1

I am a scientist working in a high performance computing project(the computational programming aspect) and I have no idea of networking or networking hardware required to answer my question. A professor friend of mine who works in HPC gave me the following configuration - Buy two AMD Ryzen 16 core processors and connect them through an infiniband interconnect. We are planning to buy 2 desktops that host those AMD Ryzen 16 core processors. That we hope will give us the same speed as a 32 core processor. If the question is raised as to why not buy a single 32 core processor the answer is the prevailing market situation has rendered the 32 or 64 core processor unavailable(World wide present chip shortage)

My question is whether the above architecture allows one to add a 64 core processor in the future or whether all the nodes in this cluster have to have the same number of cores ?

We are planning to run high performance weather forecast simulations as shown here - HPC for weather forecasting and this software is designed for use across multiple nodes. It has been parallelized.

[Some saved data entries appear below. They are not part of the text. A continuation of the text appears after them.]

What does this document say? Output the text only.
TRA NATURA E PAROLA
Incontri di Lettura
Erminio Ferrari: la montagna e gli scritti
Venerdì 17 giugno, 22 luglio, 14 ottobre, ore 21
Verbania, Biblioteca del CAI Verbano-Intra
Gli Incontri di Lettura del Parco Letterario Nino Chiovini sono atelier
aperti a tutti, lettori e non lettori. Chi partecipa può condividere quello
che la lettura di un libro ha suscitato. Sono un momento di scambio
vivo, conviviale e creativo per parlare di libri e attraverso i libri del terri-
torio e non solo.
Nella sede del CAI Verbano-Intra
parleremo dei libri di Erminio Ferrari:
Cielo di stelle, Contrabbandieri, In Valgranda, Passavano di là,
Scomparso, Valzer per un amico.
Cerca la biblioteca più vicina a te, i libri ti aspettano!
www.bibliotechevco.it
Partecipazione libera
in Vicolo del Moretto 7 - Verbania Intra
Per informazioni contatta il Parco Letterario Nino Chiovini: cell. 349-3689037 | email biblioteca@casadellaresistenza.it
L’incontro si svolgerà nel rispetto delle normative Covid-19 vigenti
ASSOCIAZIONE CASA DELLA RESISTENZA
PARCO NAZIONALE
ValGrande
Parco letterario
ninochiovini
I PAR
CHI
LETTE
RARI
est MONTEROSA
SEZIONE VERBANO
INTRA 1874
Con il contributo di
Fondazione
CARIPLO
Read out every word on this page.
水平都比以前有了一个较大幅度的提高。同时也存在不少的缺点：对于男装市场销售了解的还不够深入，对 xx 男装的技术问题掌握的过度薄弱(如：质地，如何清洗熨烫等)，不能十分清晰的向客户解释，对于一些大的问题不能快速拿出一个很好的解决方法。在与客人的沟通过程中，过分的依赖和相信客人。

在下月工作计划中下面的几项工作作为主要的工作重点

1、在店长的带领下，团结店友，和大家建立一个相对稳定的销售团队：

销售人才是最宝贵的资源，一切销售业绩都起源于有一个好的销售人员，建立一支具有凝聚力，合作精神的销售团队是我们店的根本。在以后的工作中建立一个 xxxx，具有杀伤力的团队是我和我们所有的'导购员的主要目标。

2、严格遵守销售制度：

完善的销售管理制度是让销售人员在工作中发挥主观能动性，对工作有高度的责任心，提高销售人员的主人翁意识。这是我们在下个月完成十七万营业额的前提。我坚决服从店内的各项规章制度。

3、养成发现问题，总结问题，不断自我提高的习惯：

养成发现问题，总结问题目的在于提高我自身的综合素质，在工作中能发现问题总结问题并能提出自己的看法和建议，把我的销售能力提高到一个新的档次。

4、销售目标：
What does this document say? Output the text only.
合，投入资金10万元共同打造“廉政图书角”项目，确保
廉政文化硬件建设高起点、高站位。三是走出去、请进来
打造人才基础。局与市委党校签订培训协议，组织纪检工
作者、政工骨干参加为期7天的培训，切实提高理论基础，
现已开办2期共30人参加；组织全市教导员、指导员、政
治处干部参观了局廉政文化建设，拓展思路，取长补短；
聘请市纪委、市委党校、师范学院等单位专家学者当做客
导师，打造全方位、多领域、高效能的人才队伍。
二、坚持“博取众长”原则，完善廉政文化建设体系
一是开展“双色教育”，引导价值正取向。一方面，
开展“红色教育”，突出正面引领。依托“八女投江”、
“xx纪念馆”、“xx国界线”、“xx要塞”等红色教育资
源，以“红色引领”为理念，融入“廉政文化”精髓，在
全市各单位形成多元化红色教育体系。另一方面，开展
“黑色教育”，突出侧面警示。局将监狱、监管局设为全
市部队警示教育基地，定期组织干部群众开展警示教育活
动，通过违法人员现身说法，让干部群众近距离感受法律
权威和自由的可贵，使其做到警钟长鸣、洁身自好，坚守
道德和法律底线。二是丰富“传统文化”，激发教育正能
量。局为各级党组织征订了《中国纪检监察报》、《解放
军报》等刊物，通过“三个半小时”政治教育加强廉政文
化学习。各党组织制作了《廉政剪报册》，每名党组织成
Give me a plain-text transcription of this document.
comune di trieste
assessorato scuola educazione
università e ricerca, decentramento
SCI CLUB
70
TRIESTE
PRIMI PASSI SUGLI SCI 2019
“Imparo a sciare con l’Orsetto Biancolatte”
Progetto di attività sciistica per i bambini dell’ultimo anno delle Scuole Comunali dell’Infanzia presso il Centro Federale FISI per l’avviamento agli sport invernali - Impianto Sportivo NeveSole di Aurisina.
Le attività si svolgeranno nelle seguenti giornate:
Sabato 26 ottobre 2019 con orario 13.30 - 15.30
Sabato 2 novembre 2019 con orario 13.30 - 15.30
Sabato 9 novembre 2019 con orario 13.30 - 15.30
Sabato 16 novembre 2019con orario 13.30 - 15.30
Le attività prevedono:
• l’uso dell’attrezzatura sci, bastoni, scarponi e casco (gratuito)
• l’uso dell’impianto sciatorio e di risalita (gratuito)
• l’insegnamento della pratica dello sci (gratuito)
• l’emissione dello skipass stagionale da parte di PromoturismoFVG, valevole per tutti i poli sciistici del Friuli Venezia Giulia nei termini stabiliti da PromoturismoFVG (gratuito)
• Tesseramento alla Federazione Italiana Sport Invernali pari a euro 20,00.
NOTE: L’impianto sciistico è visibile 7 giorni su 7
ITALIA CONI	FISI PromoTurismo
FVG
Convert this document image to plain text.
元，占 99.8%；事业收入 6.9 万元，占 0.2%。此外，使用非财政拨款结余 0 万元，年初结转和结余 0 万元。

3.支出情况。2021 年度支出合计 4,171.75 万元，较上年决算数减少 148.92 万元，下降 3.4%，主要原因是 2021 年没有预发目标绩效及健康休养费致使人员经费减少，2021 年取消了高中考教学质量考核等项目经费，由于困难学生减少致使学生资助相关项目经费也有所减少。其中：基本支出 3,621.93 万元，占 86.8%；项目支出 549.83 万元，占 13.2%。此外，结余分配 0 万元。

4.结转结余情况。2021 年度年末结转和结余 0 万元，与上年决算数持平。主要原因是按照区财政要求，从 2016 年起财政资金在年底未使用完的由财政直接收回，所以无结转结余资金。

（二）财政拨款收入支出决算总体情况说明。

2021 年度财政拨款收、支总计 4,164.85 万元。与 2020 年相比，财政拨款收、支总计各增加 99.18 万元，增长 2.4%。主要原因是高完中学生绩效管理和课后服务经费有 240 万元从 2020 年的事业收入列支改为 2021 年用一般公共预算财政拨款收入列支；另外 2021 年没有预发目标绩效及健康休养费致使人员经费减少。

  • As far as I know, Infiniband is mainly used for networking *between* systems (much like Ethernet) and doesn't automatically create a single dual-CPU machine; you still have two separate 16-core machines that just exchange data very fast. Has your friend mentioned anything about exactly what kind of cluster technology they plan on using that'd make use of the interconnect and what requirements it has? (And unrelated to that, are there any _existing_ HPC clusters that you can borrow time on, instead of setting up your own?) – u1686_grawity Mar 28 '22 at 14:56
  • @user1686 No. This department is new and they have no existing HPC clusters whatsoever. My Professor friend lives on a different continent. I would be ok not having a single dual CPU machine as long tas hey exchange data very fast using a infiniband. –  Mar 28 '22 at 15:01
  • If the software is designed for use spread across multiple nodes, e.g, using something like MPICH instead of MP, and if the processes depend on low latency data transfers between nodes, then infiniband may make sense. The architecture is expandable if you purchase a IB switch but you are looking at pricey hardware at that point. – doneal24 Mar 28 '22 at 15:27
  • @doneal24 Yes WRF is designed for use spread across multiple nodes. Not sure about MPICH though. I have read about people using OpenMPI. –  Mar 28 '22 at 15:35
  • Do not expect the speed to scale linearly with the number of systems. IB is low latency but still much much slower than in-node memory. In many cases, 2 16-core systems may wind up being somewhere around 1.5x faster than a single 16-core system. Depends on the interconnect (IB vs. tcp) and on the application's design. – doneal24 Mar 28 '22 at 15:41
  • @doneal24 Yes thanks. The ideal solution would be to use the 64 core processor but the earliest availability for that is June 2023 and beyond. I have to make an investment that does allow me to add that processor in the future. I do not want the current investment to be rendered useless when that bigger processor is available in the future. –  Mar 28 '22 at 15:48

0 Answers0